We need more men in nursing. They don’t have to be poets as well, but we need more men. Whenever we discuss the need to increase diversity in nursing, it needs to include gender diversity. This fact is addressed in the IOM Future of Nursing Report. They point out that all other health care professions have achieved approximately equal gender parity. Even among the traditionally male dominated physicians: 50% of MD graduates are women.  And looking outside of health care to another (at least more recently) ‘female dominated profession’—teachers in public schools, 25% of the teachers are male.

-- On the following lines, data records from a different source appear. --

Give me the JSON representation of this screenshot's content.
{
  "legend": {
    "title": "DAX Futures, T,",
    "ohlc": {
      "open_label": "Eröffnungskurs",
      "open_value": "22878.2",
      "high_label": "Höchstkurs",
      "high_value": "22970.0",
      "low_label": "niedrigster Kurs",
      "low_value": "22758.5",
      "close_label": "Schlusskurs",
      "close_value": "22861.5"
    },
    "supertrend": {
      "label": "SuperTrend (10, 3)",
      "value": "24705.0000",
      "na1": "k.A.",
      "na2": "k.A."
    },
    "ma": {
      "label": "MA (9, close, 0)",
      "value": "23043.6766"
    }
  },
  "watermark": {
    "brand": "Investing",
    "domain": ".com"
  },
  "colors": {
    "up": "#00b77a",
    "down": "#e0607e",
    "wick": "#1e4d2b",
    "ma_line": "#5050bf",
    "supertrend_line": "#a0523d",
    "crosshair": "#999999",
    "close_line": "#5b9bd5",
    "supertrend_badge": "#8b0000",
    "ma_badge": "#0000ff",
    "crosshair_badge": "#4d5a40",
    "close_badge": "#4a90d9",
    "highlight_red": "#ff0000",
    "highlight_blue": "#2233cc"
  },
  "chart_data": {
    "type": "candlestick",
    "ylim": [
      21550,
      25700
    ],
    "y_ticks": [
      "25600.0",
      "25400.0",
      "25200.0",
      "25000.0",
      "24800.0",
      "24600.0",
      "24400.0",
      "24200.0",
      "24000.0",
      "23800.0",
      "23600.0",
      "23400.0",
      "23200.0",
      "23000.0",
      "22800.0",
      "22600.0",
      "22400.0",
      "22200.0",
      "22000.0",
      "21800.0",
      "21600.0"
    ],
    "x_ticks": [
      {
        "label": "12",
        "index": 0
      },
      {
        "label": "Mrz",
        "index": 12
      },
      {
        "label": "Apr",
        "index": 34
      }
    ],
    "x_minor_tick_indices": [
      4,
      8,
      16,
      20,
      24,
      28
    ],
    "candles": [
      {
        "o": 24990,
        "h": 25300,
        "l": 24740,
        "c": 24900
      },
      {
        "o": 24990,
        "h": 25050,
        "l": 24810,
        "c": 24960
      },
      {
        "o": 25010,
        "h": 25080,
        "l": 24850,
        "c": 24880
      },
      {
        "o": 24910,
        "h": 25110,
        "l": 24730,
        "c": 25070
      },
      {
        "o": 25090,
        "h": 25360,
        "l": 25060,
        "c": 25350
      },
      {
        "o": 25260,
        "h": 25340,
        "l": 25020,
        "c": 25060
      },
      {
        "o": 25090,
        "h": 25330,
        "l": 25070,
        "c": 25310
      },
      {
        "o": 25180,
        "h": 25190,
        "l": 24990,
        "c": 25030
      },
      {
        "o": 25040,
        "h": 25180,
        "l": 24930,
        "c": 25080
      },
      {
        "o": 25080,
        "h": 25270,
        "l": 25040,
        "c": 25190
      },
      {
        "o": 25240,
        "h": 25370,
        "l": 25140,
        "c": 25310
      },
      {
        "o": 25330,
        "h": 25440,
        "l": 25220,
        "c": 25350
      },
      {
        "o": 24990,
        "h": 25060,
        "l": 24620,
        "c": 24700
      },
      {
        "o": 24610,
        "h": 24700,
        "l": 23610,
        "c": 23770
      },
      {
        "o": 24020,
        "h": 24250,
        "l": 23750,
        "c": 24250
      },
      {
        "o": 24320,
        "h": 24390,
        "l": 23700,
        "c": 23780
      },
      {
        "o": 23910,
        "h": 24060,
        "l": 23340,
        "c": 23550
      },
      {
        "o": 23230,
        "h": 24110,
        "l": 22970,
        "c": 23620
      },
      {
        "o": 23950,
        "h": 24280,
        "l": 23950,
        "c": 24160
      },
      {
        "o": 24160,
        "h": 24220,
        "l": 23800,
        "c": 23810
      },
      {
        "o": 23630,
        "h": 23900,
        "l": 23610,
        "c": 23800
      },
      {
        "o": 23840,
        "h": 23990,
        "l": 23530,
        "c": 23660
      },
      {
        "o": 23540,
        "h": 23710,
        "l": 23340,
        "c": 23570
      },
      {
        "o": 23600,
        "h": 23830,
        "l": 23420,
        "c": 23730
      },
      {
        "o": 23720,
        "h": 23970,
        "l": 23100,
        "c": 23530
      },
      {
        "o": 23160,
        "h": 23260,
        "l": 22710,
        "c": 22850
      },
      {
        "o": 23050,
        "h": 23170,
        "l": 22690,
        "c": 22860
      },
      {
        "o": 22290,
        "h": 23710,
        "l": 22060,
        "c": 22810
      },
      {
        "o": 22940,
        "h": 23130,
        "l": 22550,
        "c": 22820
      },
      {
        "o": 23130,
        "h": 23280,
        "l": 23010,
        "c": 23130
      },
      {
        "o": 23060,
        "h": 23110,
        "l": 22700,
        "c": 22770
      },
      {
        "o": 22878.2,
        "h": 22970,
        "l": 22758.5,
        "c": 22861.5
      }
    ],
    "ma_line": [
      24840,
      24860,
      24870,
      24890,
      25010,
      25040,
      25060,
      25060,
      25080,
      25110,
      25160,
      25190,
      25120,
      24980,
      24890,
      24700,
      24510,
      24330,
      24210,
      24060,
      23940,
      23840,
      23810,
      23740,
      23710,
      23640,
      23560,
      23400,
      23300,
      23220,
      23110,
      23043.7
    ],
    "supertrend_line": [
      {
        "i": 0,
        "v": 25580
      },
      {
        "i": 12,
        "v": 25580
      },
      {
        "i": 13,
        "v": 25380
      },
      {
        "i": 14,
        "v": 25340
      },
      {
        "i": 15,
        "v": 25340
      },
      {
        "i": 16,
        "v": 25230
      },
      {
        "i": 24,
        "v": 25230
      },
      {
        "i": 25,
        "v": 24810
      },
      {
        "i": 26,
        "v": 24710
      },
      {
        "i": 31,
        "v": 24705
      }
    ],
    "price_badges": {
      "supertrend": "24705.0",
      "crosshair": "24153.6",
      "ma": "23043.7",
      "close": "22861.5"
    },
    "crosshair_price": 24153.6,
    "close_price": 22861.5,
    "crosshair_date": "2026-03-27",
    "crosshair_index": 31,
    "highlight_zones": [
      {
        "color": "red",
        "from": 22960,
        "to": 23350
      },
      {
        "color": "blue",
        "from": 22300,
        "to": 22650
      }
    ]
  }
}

What’s wrong with us? Current HRSA statistics are that only 7% of our RN workforce is male, and our schools of nursing only admit 13% male students. A quick and highly unscientific analysis of the undergraduate students I have personally taught in the past 12 months (close to 300), are that only 8% are/have been male. The current “Master Plan for Nursing” in Washington State where I reside and teach, completely leaves out gender under discussion of the need to improve diversity within nursing. Apart from all of the societal issues of gender stereotypes related to nursing, I do think that the ‘old girl’s network’ of leaders in nursing education is hindering an improvement in gender equity. I think that many of the nursing leaders have an unacknowledged bias against men in nursing. I have seen this played out and even stated in classroom settings, in meetings, in reports, and ‘in private/behind closed doors.’ What are they afraid of? I don’t think that it is a coincidence that there does seem to be a strong age correlation, and the older cohort of nursing leaders tend to have a stronger anti-male nurse bias. But given the ‘advanced age’ of our nursing educator workforce throughout the US, this translates to a big problem for making nursing education more gender-neutral.

The American Academy of Men in Nursing (aamn.org) takes on these and related issues—and they are open to women members as well as men. Their 2010 winners of the “Best Nursing Schools for Men” include Duke, Louisiana State, and University of Pennsylvania. I plan to check out what they are doing right.